Formations by Tarkett
The first vinyl plank flooring was introduced to the market in the 1970s – made from melting plastic pellets, the cheap and durable material can be used for 40 years and even be resurfaced. It has some top-notch advantages, but vinyl’s biggest problem is perceptions – it is not sexy, and is usually associated with sick people and hospitals.
And yet one of the hottest standouts at this year’s Milan Design Week was Tarkett, a French manufacturing company with a huge collection of vinyl floor coverings. They turned up in the city-of-design with an installation made in collaboration with Note Design Studio and with furnishing by Magis, the intention to proudly hold its own alongside some of the world’s top brands.
It was a big risk, which paid off.
Tarkett has been collaborating for a few years now with Stockholm-based Note to show how vinyl as a material can do much more then just cover floors. Together they won best booth at the 2018 Stockholm Furniture Fair for The Lookout, and at the 2019 fair they moved their presentation off campus for the first time with Snowtopped, an exhibition in the glass pavilions on the roof of five-star hotel At Six. That was a beautiful series of free-form curves that showed the flexibility of vinyl in a Nordic winter landscape.
In Milan the collaboration took it up a notch with Formations, an impressive installation of gigantic and geometric totem poles presented inside the historic Circolo Filologico Milanese. The poles were covered in Tarkett’s new iQ Surface, a material that can not only be continuously recycled, but also bent and moulded to angular and curved forms. A second installation in the former library was filled with more intricate and detailed 3D shapes and colour possibilities.

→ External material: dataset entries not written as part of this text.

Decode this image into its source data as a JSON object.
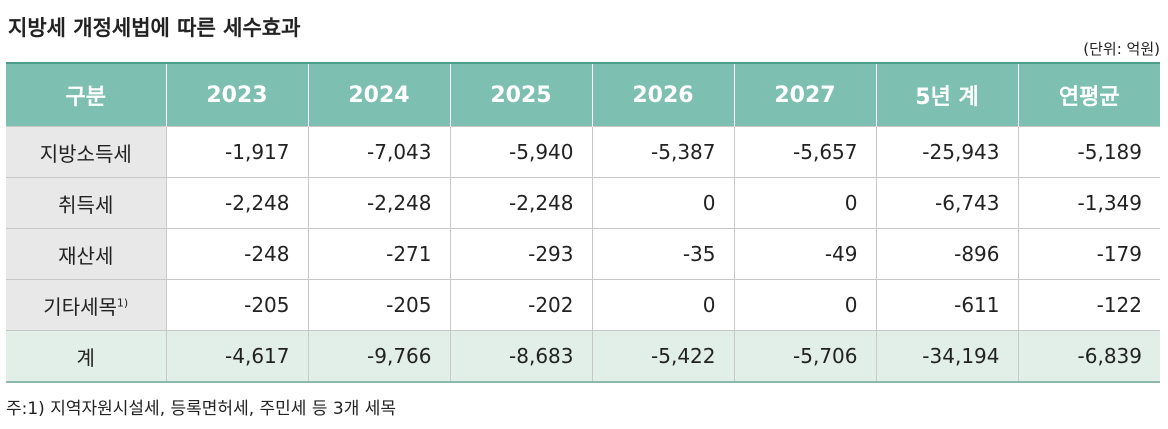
{
  "header": {
    "title": "지방세 개정세법에 따른 세수효과",
    "unit": "(단위: 억원)"
  },
  "table": {
    "columns": [
      "구분",
      "2023",
      "2024",
      "2025",
      "2026",
      "2027",
      "5년 계",
      "연평균"
    ],
    "rows": [
      {
        "label": "지방소득세",
        "cells": [
          "-1,917",
          "-7,043",
          "-5,940",
          "-5,387",
          "-5,657",
          "-25,943",
          "-5,189"
        ]
      },
      {
        "label": "취득세",
        "cells": [
          "-2,248",
          "-2,248",
          "-2,248",
          "0",
          "0",
          "-6,743",
          "-1,349"
        ]
      },
      {
        "label": "재산세",
        "cells": [
          "-248",
          "-271",
          "-293",
          "-35",
          "-49",
          "-896",
          "-179"
        ]
      },
      {
        "label": "기타세목",
        "note": "1)",
        "cells": [
          "-205",
          "-205",
          "-202",
          "0",
          "0",
          "-611",
          "-122"
        ]
      },
      {
        "label": "계",
        "cells": [
          "-4,617",
          "-9,766",
          "-8,683",
          "-5,422",
          "-5,706",
          "-34,194",
          "-6,839"
        ]
      }
    ]
  },
  "footnote": "주:1) 지역자원시설세, 등록면허세, 주민세 등 3개 세목"
}
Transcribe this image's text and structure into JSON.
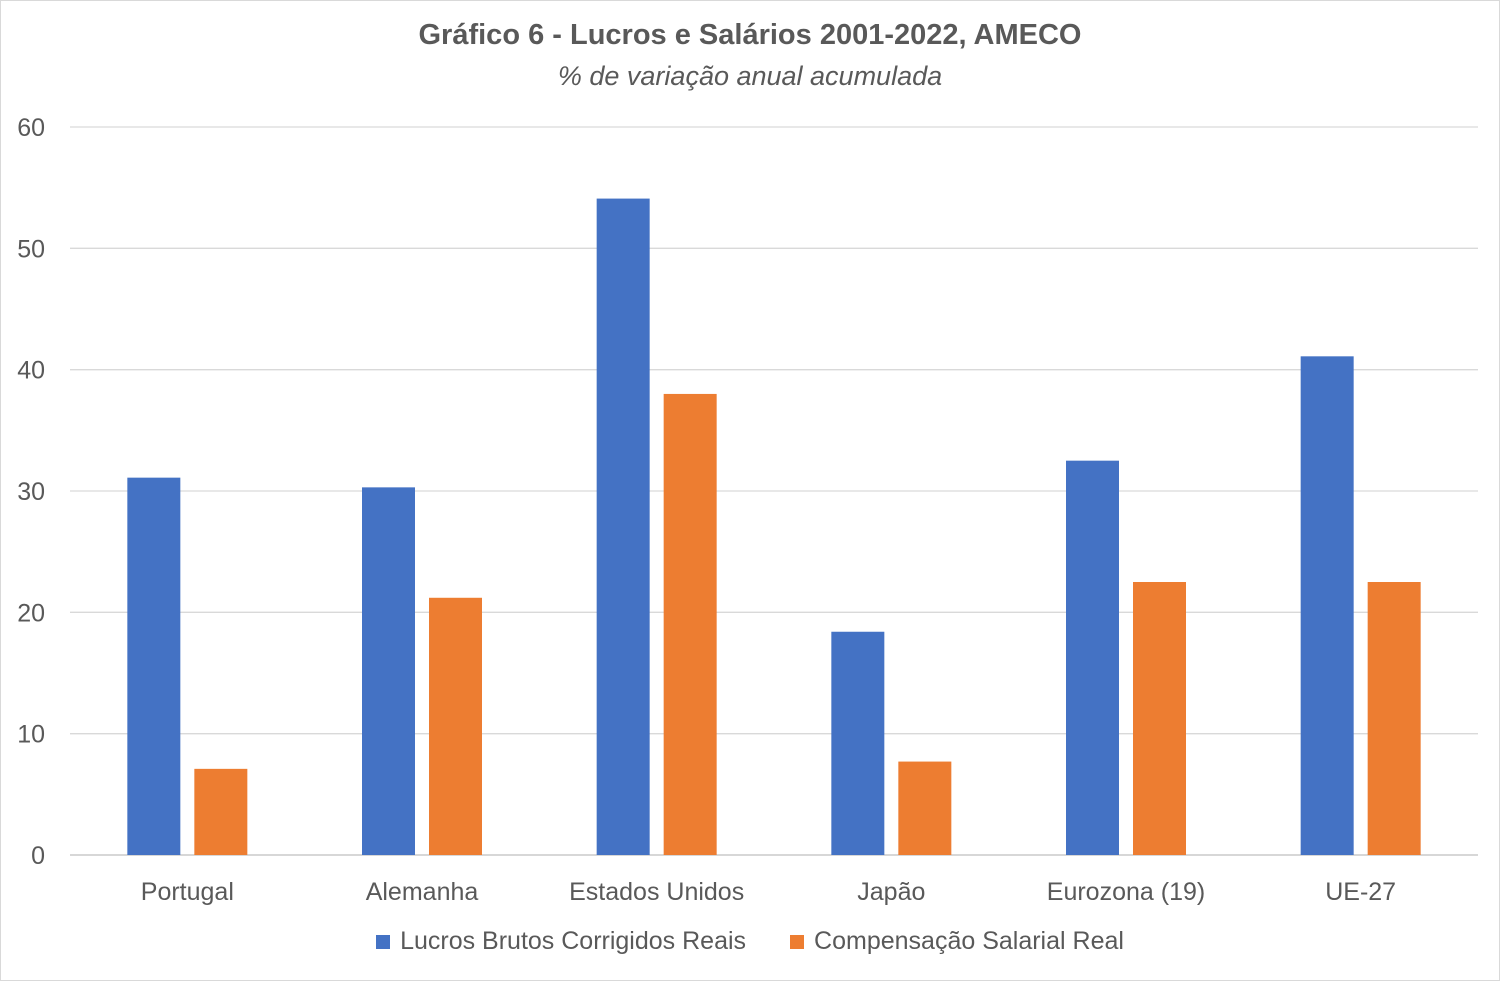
{
  "chart_data": {
    "type": "bar",
    "title": "Gráfico 6 - Lucros e Salários 2001-2022, AMECO",
    "subtitle": "% de variação anual acumulada",
    "categories": [
      "Portugal",
      "Alemanha",
      "Estados Unidos",
      "Japão",
      "Eurozona (19)",
      "UE-27"
    ],
    "series": [
      {
        "name": "Lucros Brutos Corrigidos Reais",
        "color": "#4472C4",
        "values": [
          31.1,
          30.3,
          54.1,
          18.4,
          32.5,
          41.1
        ]
      },
      {
        "name": "Compensação Salarial Real",
        "color": "#ED7D31",
        "values": [
          7.1,
          21.2,
          38.0,
          7.7,
          22.5,
          22.5
        ]
      }
    ],
    "ylim": [
      0,
      60
    ],
    "yticks": [
      0,
      10,
      20,
      30,
      40,
      50,
      60
    ],
    "grid": true,
    "legend_position": "bottom"
  }
}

iQ Surface is produced at Tarkett's factory in Ronneby, Sweden. Research and development is ongoing, but already the coverings can be made from 25% recycled materials. The aim is to deliver a closed-loop system that minimises use of virgin materials and produces no waste.
The company is also trialling a programme to reclaim old Tarkett flooring and even other manufacturers’ vinyl for recycling. Vinyl is a polymer that maintains its original properties for several cycles.
‘We were interested in taking on the challenge of vinyl,’ says Note Design Studio founder Johannes Carlströms. ‘It is a low-end material used mostly in hospitals and schools so we wanted to try to develop a different aesthetic quality. We discovered its low cost, high-function characteristics make for so many unexpected options.’
iQ Surface is a range that breaks all stereotypes. It turns vinyl into a material that can mix and eclipse top-level expectations of function, form and expression for any number of design applications including flooring, walls and even furnishing.